Die inhaltlichen Schwerpunkte der Digital Innovation Hubs
Die drei bestehenden „Digital Innovation Hubs“ werden somit um drei weitere erweitert: Das sind das DIH innov:ATE (Austria's Digital Innovation Hub for Agriculture, Timber and Energy) mit den Themen Robotics, Automation, AI, Smart Industry & Infrastructure (Cybersecurity, Blockchain), Big Data, Forecasts & Simulation mit speziellem Fokus auf die Land-, Holz-, Forst- und Energiewirtschaft und für die Bundesländer Steiermark, Kärnten, Salzburg, Oberösterreich, Niederösterreich und Wien.

Die hier beteiligten Organisationen sind: Wood K Plus (Kompetenzzentrum), FH Kuchl, Möbel- und Holzbau Cluster, Universität für Bodenkultur (Institut für Landtechnik), Josephinum Research, Montanuni Leoben (Lehrstuhl für Energieverbundtechnik), Alpen-Adria-Universität Klagenfurt, das Institut für Höhere Studien (IHS), Know-Center, THI TECHHOUSE und das Unternehmen Blue Minds Solution.

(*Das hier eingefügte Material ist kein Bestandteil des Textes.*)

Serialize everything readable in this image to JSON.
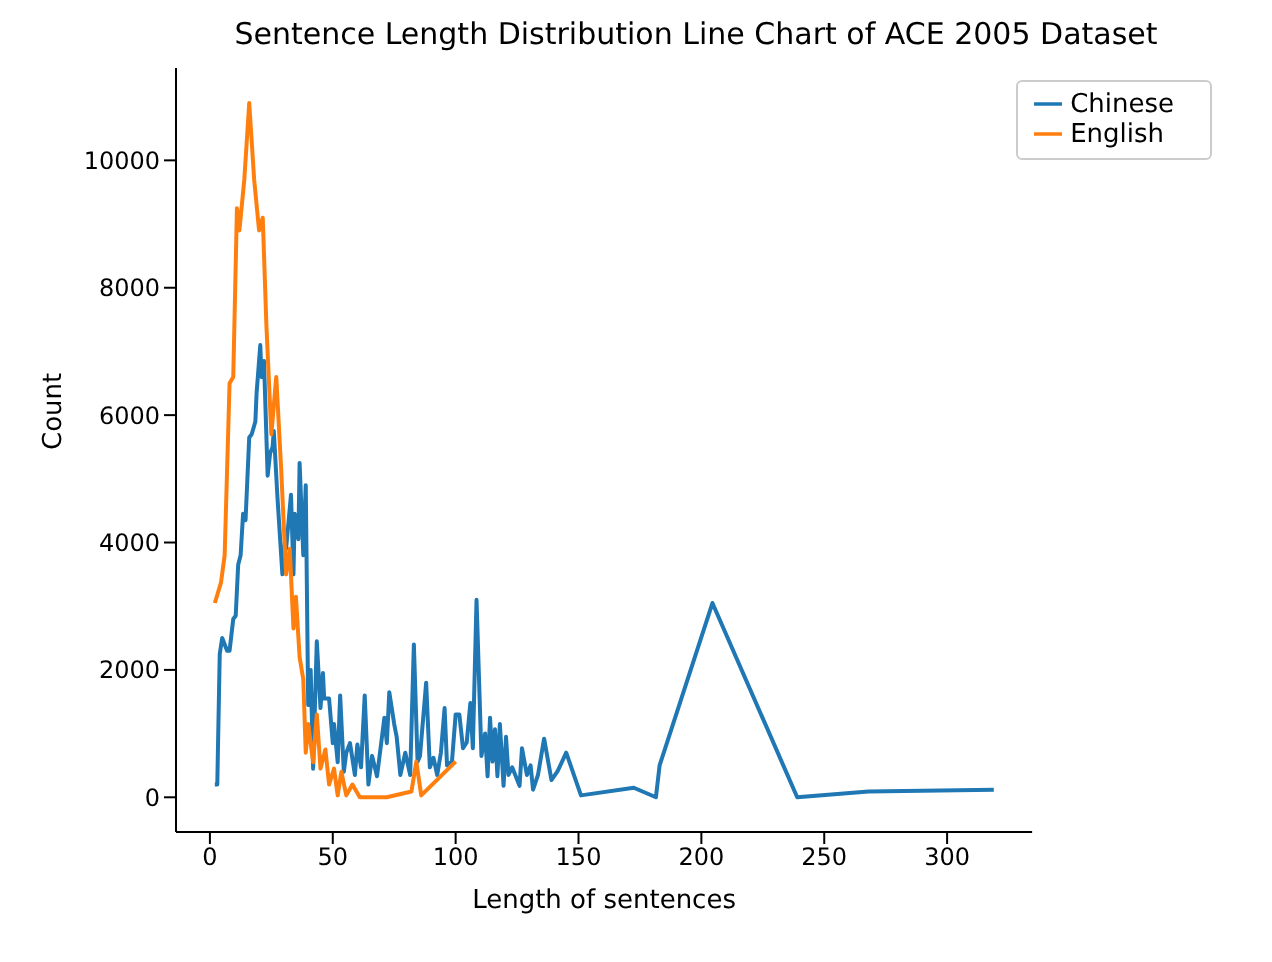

Das Digital Innovation Hub Süd und das DIH Arbeitswelt KMU
Die Themen des DIH Süd für die Steiermark, Kärnten, Burgenland sind Produktions- & Fertigungstechnologien, Sicherheit, Data Science Wissen aus Daten, Digitale Geschäftsmodelle & -prozesse, Logistik sowie das Querschnittsthema Humanressourcen & Nachwuchs. Die hier beteiligten Organisationen Joanneum Research, die TU-Graz, FH Joanneum, FH Kärnten und die Alpen-Adria Universität Klagenfurt

Das DIH Arbeitswelt KMU für die Bundesländer Oberösterreich und Niederösterreich behandelt schließlich die Themen Digitale Transformation und Innovation, Industrie 4.0, eServices, Artifical Intelligence und Security. Beteilgt sind hier die Johannes Kepler Uni Linz, Institut für Berufs- und Erwachsenenbildungsforschung (Linz), die FH Oberösterreich Campus Hagenberg, die Kunstuniversität Linz (Bereich Creative Robotics) und die FH St. Pölten in Niederösterreich.